The single entry point of Parenchyma is the Backend type. A backend is agnostic over the device it runs operations on. In order to be agnostic over the device, such as native host CPU, GPUs, accelerators or any other devices, the backend needs to be agnostic over the framework as well. The framework is important, as it provides the interface to execute operations on devices, among other things. Since different vendors of hardware use different frameworks, it becomes important that the backend is agnostic over the framework. This allows us to run computations on any machine without having to worry about hardware availability, which gives us the freedom to write code once and deploy it on different machines where it will execute on the most potent hardware by default.

Extensions

Operations are introduced by a Parenchyma extension. An extension extends your backend with ready-to-execute operations. All you need to do is add the Parenchyma extension crate(s) to your Cargo.toml file alongside the Parenchyma crate. Your backend will then be extended with operations provided by the extension(s). The interface is simply the language you're using to work with Parenchyma. For example, you'd simply call backend.dot(..) using Rust-lang and a BLAS extension. Whether or not the dot operation is executed on one GPU, multiple GPUS or on a CPU device depends solely on how you configured the backend.

Bundles

The concept of Parenchyma extensions has one more component - the Bundle trait. As opposed to executing code on the native CPU, other devices need to compile and build the extension manually at runtime, which makes up a significant part of a framework. We need an instance that's able to be initialized at runtime for holding the sate and compiled operations - which is the bundle's main purpose.

Memory

The last piece of Parenchyma is the memory. An operation happens over data, but this data needs to be accessible to the device on which the operation is executed. That memory space needs to be allocated on the device and then, in a later step, synced from the host to the device or from the device back to the host. Thanks to the Tensor type, we do not have to care about memory management between devices for the execution of operations.
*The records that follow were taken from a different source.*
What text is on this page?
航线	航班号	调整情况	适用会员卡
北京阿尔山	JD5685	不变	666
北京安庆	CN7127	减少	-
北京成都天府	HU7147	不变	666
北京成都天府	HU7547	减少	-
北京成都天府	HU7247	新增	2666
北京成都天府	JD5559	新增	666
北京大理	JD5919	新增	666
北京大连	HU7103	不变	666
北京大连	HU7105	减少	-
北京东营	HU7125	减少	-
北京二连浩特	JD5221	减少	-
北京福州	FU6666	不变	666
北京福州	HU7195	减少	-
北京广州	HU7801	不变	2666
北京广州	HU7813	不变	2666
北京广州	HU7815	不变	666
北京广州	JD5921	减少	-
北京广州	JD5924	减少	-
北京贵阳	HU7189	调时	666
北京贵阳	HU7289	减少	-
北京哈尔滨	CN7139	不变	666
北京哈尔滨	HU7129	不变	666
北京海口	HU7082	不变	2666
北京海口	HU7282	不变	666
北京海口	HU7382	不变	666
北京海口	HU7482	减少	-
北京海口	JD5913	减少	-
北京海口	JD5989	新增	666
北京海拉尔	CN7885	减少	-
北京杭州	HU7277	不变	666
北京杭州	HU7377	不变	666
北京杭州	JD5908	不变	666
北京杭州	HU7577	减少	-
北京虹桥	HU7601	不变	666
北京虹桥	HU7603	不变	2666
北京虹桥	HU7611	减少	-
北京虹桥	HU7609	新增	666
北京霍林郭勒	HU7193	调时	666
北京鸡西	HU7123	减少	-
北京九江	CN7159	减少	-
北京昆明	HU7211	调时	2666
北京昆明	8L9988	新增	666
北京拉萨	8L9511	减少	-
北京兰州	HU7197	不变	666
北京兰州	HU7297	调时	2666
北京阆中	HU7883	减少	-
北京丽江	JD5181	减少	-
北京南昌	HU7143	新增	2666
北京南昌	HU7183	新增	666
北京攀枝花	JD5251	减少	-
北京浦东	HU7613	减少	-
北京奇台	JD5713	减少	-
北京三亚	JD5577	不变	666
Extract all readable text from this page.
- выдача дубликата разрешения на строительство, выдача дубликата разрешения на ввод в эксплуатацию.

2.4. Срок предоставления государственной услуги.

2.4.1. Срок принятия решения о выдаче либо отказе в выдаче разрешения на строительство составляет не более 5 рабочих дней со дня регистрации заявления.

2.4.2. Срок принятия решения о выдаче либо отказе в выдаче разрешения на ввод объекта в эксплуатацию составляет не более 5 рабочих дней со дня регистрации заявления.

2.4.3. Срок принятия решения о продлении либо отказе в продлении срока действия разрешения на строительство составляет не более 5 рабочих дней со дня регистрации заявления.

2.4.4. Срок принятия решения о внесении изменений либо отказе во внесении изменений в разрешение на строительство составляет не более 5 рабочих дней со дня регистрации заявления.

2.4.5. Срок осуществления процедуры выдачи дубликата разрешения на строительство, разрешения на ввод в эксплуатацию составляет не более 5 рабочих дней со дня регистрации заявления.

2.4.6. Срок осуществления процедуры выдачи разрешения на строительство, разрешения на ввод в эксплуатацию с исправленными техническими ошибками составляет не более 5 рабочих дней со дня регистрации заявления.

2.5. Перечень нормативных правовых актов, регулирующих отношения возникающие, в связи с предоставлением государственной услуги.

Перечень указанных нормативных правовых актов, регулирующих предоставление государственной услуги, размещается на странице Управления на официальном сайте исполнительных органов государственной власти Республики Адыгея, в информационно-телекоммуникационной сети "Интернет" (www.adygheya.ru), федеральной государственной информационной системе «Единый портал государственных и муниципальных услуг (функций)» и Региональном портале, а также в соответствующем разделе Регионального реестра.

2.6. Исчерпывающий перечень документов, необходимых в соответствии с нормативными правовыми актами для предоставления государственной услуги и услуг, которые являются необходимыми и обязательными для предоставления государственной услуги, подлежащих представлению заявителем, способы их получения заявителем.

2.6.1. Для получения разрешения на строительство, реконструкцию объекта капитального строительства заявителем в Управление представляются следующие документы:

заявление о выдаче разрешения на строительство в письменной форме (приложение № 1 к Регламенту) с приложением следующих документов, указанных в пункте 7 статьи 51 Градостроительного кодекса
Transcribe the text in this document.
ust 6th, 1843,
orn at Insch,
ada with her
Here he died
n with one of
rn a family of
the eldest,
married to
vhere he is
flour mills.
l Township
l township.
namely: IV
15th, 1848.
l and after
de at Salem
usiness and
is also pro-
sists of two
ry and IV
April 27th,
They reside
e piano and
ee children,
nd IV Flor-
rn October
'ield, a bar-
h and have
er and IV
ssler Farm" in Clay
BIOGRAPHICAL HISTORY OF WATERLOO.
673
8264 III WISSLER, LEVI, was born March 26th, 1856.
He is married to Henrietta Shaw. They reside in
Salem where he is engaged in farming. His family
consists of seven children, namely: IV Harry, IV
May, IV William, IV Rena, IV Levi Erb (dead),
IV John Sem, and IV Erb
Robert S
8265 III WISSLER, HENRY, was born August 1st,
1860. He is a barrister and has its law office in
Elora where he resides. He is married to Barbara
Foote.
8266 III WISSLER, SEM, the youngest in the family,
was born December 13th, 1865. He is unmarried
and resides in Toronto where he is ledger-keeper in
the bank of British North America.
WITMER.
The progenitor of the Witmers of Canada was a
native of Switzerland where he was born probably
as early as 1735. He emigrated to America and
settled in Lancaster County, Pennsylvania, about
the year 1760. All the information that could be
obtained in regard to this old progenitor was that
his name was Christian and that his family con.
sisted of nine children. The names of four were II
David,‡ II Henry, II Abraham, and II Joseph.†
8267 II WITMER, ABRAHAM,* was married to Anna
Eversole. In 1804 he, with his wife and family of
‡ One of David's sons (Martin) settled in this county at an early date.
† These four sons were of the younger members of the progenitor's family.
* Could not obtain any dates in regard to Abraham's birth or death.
The tensor tracks and automatically manages data and its memory across devices, which is often the host and the device. Memory can also be passed around to different backends. Operations take tensors as arguments while handling the synchronization and allocation for you.

Development

At the moment, Parenchyma itself will provide Rust APIs for the important frameworks - OpenCL and CUDA.

If a framework isn't specified, the backend will try to use the most potent framework given the underlying hardware - which would probably be in this order: CUDA -> OpenCL -> Native. The process might take longer, as every framework needs to be check and devices need to be loaded in order to identify the best setup. The time it takes to go through that process is a reasonable compromise as it would allow you to deploy a Parenchyma-backed application to almost any machine - server, desktops, mobiles, etc.

Modules

error

Types for working with errors.

Structs

Backend

The heart of Parenchyma - provides an interface for running parallel computations on one or more devices.

Native

The Native framework simply represents the host CPU.

NativeContext

Native context

NativeDevice

Native device

NativeMemory

A Box with no knowledge of its underlying type ("flat box").

SharedTensor

A shared tensor for framework-agnostic, memory-aware, n-dimensional storage.

Enums

DeviceKind

General categories for devices.

Traits

Context

Contexts are the heart of both OpenCL and CUDA applications. Contexts provide a container for objects such as memory, command-queues, programs/modules and kernels.

Device

A device

Framework

A trait implemented for all frameworks. Frameworks contain a list of all available devices as well as other objects specific to the implementor.